Hätte das Anliegen von ProReli Erfolg, gingen katholische Kinder zum katholischen, evangelische Kinder zum evangelischen Lehrer, muslimische zum muslimischen und jüdische zum jüdischen Lehrer usw. Und wie muss es im eingangs beschriebenen Gymnasium bei 11 Religionen gelöst werden?
Schulorganisatorisch ist es schlicht nicht machbar. Man muss das Absonderliche dieser Vorstellungen konkret beschreiben: Die katholischen Kinder werden u.a. erfahren, dass „die evangelische Kirche keine richtige Kirche“ (Papst Benedikt XVI.) sei, bei den Muslimen wird der Koran so ausgelegt, dass der terroristische Selbstmörder das Paradies erwarten darf, wenn er Nichtgläubige tötet usw. Die Beispiele ließen sich häufen, aus denen Alleinvertretungsansprüche und Feindseligkeiten folgen, aus denen fehlende Empathie und Rechthaberei wachsen, die zu aggressiven Auseinandersetzungen führen, zu Auseinandersetzungen übrigens, die mitunter jeden anderen Unterricht und die Atmosphäre in der Schule belasten. Die Gefahr eines Kulturkampfes in der Stadt droht, der Streit würde in den Elternhäusern und vor allem in den Schulen zu beträchtlichen Belastungen führen, womöglich neue Gräben schaffen.

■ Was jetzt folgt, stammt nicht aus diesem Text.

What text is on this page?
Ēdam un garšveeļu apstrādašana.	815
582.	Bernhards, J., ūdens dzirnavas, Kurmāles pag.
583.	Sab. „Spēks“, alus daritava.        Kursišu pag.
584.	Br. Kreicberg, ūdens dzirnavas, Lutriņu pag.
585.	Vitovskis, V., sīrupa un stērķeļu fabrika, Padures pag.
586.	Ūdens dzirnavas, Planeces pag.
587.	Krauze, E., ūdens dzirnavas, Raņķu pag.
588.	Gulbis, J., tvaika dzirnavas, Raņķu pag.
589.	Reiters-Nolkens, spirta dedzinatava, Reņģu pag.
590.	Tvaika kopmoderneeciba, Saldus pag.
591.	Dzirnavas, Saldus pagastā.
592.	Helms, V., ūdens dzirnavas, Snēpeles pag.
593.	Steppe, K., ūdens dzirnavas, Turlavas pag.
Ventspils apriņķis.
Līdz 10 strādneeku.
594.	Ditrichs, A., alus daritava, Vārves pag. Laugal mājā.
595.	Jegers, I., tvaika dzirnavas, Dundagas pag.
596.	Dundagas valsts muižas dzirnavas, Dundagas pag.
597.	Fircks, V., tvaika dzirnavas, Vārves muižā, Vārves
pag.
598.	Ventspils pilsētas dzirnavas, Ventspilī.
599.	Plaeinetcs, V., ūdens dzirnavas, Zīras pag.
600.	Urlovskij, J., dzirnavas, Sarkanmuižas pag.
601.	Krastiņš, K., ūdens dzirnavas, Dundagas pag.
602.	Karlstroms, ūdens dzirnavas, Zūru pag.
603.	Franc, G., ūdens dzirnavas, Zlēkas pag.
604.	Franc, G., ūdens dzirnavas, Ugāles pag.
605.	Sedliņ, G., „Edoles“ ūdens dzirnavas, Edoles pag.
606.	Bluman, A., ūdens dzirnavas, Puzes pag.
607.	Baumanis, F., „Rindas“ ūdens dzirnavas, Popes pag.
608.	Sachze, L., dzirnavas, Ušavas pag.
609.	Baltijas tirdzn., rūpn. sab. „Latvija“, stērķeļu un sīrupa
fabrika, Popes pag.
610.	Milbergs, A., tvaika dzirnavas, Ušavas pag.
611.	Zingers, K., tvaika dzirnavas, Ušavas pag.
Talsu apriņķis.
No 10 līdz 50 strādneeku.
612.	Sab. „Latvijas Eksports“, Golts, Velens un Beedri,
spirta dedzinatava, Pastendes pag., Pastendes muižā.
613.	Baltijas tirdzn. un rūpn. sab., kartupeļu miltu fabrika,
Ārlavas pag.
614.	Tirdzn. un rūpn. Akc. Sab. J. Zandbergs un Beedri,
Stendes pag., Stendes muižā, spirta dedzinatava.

Wünschenswert aber ist, dass die verschiedenen Ansichten über „Gott und die Welt“ unter der kundigen Führung eines Lehrers vorgetragen und begründet werden, dass Jugendliche lernen, einander anzuhören und – ganz wörtlich – auszuhalten, dass sie nicht „ausrasten“, sondern mehr und mehr akzeptieren, dass das Anderssein und Andersdenken legitim und manchmal auch eine Bereicherung ist. Tragfähige Beziehungen sollten das Ergebnis einer fairen Diskussionskultur sein, Beziehungen in der Klassen- und Schulgemeinschaft, die sich durch den Willen zum Ausgleich und durch Respekt auszeichnen. Dies ist die Grundlage friedfertigen Zusammenlebens in einer demokratischen Gesellschaft. Und darum muss es uns gehen.